Colombia's economy in general and in Latin America is undergoing a crisis of recession which has led to the liquidation or disappearance of several companies in all sectors within it. For a variety of factors, one of the most affected countries is Colombia. In particular, Cali has been affected by this process that has led to a dangerous increase in unemployment rates. Although the effects of the crisis have been felt in all companies, those most affected are small and medium-sized companies that lack the resources or infrastructure to undertake improvement programs that allow them to survive.
The model proposed in this paper aims to improve the operational efficiency of enterprises through the use of groups or teams, made up of people working in the various areas where improvement opportunities
are identified. These groups are trained by the managers or supervisors in simple techniques of teamwork, identification, analysis and problem-solving and decision making. The operational efficiency of a machine, area or section is defined as the value of the gross contribution margin per unit that unit of time.

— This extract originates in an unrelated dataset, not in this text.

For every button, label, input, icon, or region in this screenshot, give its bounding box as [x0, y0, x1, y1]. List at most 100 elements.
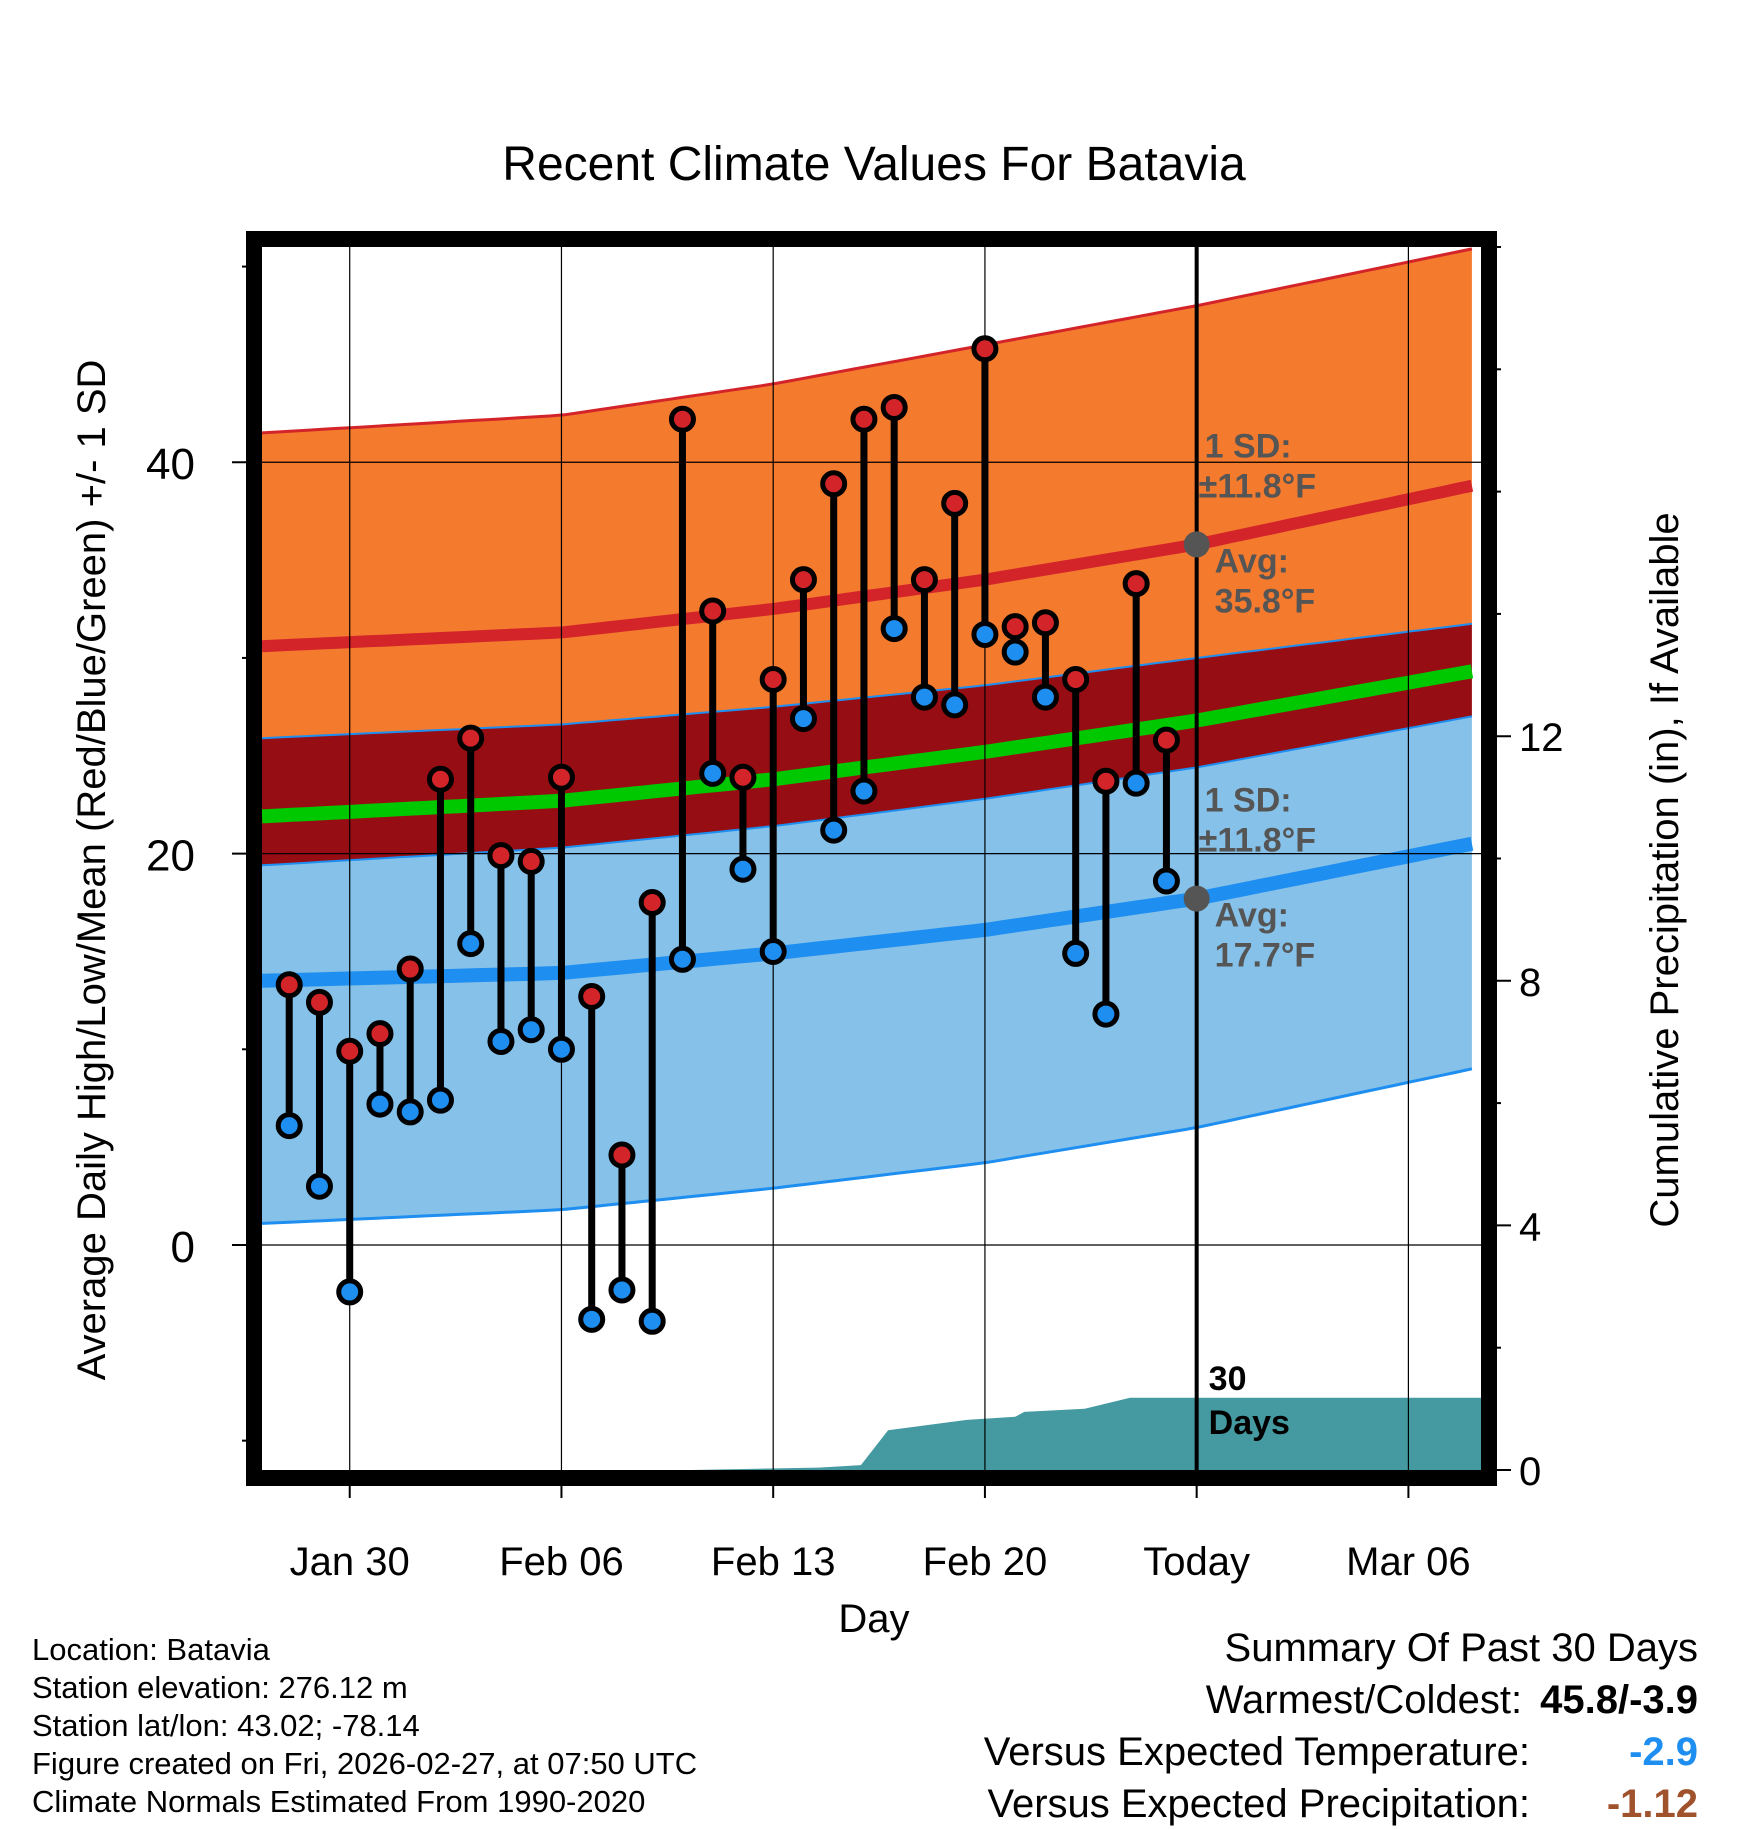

This margin is simply the difference between the value of units produced and the direct costs of materials and labor employees. The group's aim is to identify the factors of the machine, area or section that affect this variable and start working in which Pareto dominate the causes that affect it in order to maximize this efficiency. It is easy to see that the factors affecting this variable is the waste of materials, machinery downtime and operating speed of them. It is necessary therefore to have a checklist that allows us to analyze these factors to construct a Pareto tell us which of them work. It will be necessary also to have references or benchmarks that allow us to know how far we can improve and what goals we must achieve. The work groups or teams is to identify the causes that influence the key factors affecting the efficiency and identify actions for improvement.